Tamagui components in general expect a set of theme keys to be defined like the following, but you can deviate if you create your own design system. See the source for the website  for a fuller example.

const light = {
background: '#fff',
backgroundHover: tokens.color.gray2,
backgroundPress: tokens.color.gray4,
backgroundFocus: tokens.color.gray5,
backgroundTransparent: tokens.color.grayA1,
borderColor: tokens.color.gray4,
borderColorHover: tokens.color.gray6,
borderColorPress: tokens.color.gray12,
borderColorFocus: tokens.color.gray11,
color: tokens.color.gray10,
colorHover: tokens.color.gray9,
colorPress: tokens.color.gray8,
colorFocus: tokens.color.gray8,
shadowColor: tokens.color.grayA4,
shadowColorHover: tokens.color.grayA6,
shadowColorPress: tokens.color.grayA8,
shadowColorFocus: tokens.color.grayA8,
...lightColors,
}

You don't have to use tokens as your theme values, but if you do they avoid some overhead. With Tamagui, the idea is that bg, color, and borderColor represent the "primary" and clearest colors, and bg2, color2 etc get more subtle.

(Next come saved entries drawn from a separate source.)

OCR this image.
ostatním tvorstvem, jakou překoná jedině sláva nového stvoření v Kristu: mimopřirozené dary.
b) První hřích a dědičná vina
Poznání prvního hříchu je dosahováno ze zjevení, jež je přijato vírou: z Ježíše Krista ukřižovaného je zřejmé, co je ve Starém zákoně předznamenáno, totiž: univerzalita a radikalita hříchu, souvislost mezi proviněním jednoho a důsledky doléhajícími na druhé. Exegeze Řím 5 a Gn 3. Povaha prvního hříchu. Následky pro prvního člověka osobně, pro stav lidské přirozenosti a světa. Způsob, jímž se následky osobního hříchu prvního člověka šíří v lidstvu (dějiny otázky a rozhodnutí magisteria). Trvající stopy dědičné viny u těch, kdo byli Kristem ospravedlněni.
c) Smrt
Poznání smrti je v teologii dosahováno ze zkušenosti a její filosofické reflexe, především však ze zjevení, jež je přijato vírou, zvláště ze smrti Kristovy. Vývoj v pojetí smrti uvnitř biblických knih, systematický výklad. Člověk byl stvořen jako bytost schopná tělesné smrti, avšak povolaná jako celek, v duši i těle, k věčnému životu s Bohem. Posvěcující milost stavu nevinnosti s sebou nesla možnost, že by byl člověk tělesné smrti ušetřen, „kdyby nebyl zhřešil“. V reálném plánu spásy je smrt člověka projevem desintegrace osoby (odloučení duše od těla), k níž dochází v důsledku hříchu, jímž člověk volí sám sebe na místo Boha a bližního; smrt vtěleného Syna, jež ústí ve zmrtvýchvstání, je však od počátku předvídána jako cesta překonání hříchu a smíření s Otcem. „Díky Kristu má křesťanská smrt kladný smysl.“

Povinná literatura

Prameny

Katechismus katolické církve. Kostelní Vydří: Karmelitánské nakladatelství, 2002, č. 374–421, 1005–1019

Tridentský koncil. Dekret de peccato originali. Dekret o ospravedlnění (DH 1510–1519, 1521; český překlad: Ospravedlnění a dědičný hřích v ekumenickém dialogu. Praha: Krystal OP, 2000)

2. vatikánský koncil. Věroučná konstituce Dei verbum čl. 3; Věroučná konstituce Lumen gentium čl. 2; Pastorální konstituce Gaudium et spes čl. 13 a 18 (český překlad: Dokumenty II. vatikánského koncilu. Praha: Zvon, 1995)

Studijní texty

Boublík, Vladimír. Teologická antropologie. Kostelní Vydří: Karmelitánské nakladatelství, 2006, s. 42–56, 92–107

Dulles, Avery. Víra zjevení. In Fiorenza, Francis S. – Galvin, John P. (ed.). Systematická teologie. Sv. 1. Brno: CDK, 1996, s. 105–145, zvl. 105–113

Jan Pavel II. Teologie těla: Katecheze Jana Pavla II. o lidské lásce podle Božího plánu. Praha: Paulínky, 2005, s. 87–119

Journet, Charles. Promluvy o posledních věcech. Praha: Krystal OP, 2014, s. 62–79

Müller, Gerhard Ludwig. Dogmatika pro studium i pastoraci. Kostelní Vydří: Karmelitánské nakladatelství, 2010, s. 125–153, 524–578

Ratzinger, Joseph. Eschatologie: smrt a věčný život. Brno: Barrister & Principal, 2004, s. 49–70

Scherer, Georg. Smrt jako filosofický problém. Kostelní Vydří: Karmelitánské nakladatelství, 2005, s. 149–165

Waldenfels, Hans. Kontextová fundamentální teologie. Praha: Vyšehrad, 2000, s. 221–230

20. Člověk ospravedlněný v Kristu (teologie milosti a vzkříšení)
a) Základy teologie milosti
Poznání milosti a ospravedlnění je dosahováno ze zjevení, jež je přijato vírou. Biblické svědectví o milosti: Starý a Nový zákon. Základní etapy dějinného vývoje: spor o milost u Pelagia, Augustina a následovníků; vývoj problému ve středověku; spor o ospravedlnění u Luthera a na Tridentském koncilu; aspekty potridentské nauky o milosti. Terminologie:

To see how it works, here's a snippet from InteractiveFrame which is the frame component that's used in Button:

export const InteractiveFrame = styled(XStack, {
borderRadius: '$1',
paddingVertical: '$2',
paddingHorizontal: '$3',
backgroundColor: '$background',
justifyContent: 'center',
alignItems: 'center',
cursor: 'pointer',
flexWrap: 'nowrap',
flexDirection: 'row',
flexShrink: 1,
hoverStyle: {
backgroundColor: '$backgroundHover',
},
pressStyle: {
backgroundColor: '$backgroundPress',
},
// ...
})

Media

For more full docs on media queries, see the useMedia docs page.

Shorthands

Shorthands are defined directly on your createTamagui call, rather than being attached to each component, to de-couple shorthands from components. This forces component kits to standardize on the basic react-native style syntax and ensures there's only one set of abbreviations defined ever.

Here's an example of a partial shorthands configuration:

const shorthands = {
ac: 'alignContent',
ai: 'alignItems',
als: 'alignSelf',
bblr: 'borderBottomLeftRadius',
bbrr: 'borderBottomRightRadius',
bc: 'backgroundColor',
br: 'borderRadius',
btlr: 'borderTopLeftRadius',
btrr: 'borderTopRightRadius',
f: 'flex',
// ...
} as const
export default createTamagui({
shorthands
})

For a full configuration, see @tamagui/shorthands 

Others

Prop

Type

Default

mediaQueryDefaultActive
string[

For the first render, determines which media queries are true (useful for SSR).

cssStyleSeparator
string

What's between each generated CSS style rule. Set as newline to more easily debug outputted CSS.

themeClassNameOnRoot
boolean

When using next-themes or anything that does SSR and attaches the theme class to the HTML tag, set this to true to have the proper CSS theme selectors generate

shouldAddPrefersColorThemes
boolean

Generates @media queries based on prefers-color-scheme for you if you have light/dark themes.

maxDarkLightNesting
number3

(Advanced) On the web, tamagui treats "dark" and "light" themes as special and generates extra CSS to avoid having to re-render the entire page. This CSS relies on specificity hacks that multiply by your sub-themes. This prop sets the maxiumum number of nested dark/light themes you can do. Defaults to 3 for a balance, but can be higher if you nest them deeply.